We anticipate GDP growth of approximately 1% this year. The risks are balanced, with ongoing weak performance in Germany on one side and the potential for stronger investment, particularly related to flood repairs, on the other. A more significant acceleration in the growth of the Czech economy is anticipated next year (2.3%), alongside an improvement in external demand.

The situation in the US, particularly the potential introduction or increase of tariffs on European exports, poses a significant risk. This could extend to automobiles, significantly impacting Czech industry. This risk could reduce Czech GDP growth by about half a percentage point, bringing it down to 1.7-1.8% from 2.3%, in our view. However, the actual impact will depend on the level and scope of the tariffs.
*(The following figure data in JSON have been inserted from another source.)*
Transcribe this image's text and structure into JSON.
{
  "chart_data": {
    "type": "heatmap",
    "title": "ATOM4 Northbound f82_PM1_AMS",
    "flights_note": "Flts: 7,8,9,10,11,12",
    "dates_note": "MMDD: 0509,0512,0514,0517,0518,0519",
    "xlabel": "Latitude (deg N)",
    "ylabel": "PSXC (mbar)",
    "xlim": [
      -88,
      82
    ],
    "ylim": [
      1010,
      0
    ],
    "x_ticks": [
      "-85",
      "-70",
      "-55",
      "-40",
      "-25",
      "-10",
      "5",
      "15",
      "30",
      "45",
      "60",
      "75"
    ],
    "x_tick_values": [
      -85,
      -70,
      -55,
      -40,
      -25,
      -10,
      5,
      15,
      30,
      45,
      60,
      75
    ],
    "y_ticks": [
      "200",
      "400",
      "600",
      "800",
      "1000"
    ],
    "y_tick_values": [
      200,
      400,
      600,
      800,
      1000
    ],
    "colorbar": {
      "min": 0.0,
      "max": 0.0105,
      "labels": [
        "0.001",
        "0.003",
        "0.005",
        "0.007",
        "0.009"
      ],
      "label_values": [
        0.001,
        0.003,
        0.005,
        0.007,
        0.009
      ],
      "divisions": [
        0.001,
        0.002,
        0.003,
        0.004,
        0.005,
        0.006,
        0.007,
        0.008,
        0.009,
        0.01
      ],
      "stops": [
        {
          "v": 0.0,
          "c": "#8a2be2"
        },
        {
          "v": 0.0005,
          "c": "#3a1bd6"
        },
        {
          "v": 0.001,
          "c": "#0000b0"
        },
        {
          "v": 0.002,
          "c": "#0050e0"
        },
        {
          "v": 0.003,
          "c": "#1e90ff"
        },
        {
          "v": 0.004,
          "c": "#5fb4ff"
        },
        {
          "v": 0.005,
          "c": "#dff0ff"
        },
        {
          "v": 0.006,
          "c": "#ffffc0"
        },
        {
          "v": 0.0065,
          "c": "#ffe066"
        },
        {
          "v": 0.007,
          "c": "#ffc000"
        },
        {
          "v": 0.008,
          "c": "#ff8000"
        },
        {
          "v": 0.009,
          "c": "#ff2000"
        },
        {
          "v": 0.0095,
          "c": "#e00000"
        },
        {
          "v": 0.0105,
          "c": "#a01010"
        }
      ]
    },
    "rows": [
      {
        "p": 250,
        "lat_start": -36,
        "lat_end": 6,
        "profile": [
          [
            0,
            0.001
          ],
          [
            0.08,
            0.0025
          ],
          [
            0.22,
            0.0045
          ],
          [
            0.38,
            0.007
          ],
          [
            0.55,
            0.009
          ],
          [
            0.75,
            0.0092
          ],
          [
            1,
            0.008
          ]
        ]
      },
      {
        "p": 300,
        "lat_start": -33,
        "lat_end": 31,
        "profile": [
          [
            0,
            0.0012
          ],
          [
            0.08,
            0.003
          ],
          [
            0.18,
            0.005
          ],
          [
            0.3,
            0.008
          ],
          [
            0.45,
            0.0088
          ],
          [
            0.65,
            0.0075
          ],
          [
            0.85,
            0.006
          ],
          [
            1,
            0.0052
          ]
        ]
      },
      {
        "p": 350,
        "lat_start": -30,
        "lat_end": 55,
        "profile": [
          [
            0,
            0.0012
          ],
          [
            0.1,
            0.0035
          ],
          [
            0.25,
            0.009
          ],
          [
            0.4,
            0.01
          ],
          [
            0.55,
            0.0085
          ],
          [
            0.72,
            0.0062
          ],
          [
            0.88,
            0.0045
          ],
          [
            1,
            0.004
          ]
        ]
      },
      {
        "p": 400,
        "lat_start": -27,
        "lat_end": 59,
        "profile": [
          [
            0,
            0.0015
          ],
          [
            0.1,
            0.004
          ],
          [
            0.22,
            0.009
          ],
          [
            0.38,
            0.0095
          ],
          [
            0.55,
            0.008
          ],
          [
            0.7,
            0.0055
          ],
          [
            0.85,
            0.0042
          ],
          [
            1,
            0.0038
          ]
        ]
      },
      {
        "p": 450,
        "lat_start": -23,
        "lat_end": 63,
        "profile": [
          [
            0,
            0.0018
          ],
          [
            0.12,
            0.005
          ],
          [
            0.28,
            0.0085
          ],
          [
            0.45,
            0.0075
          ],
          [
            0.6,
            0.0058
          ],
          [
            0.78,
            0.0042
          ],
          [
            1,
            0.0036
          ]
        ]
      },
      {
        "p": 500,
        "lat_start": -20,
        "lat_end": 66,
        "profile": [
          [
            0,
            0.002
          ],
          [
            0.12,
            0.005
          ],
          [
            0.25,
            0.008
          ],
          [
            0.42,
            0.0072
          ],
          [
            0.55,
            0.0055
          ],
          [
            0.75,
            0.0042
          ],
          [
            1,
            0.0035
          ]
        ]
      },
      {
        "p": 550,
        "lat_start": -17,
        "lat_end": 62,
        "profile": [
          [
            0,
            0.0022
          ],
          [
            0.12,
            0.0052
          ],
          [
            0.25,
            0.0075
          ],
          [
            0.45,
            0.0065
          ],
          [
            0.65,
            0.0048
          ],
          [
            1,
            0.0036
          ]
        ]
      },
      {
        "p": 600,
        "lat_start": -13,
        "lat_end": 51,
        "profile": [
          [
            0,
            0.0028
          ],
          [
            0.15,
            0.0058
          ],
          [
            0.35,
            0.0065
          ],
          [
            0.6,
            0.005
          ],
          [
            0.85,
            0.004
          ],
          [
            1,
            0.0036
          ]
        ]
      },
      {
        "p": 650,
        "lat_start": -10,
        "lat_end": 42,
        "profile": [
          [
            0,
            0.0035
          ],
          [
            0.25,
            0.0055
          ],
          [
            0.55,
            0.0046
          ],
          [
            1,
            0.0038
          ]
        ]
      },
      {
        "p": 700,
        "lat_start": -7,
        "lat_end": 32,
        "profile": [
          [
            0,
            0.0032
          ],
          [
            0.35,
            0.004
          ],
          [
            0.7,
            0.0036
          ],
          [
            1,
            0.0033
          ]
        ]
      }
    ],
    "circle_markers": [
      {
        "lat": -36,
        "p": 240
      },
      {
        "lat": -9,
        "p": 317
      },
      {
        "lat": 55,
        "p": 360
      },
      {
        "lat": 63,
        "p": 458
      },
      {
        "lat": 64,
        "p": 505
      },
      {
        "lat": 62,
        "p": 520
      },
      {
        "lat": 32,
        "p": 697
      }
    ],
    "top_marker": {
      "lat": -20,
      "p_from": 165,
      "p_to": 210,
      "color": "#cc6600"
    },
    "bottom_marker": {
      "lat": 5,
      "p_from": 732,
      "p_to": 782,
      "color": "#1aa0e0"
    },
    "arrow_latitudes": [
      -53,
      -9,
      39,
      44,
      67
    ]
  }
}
Today's data are unlikely to significantly impact the CNB's monetary policy, as they did not present any major surprises.

We anticipate the CNB rates to remain stable in December, though the overall situation remains highly uncertain. The final decision may be influenced by the ECB meeting on December 12, initial signals regarding the new US administration's plans, the development of the koruna, and the November inflation figure. If the koruna remains weak and November inflation rises to 3%, as we expect, the likelihood of maintaining steady rates would increase. The market is also now leaning towards rate stability.

Currently, we do not foresee the next rate cut until the May meeting, while the market anticipates February. Overall, we expect only very gradual rate cuts towards the 3% level over the next two years.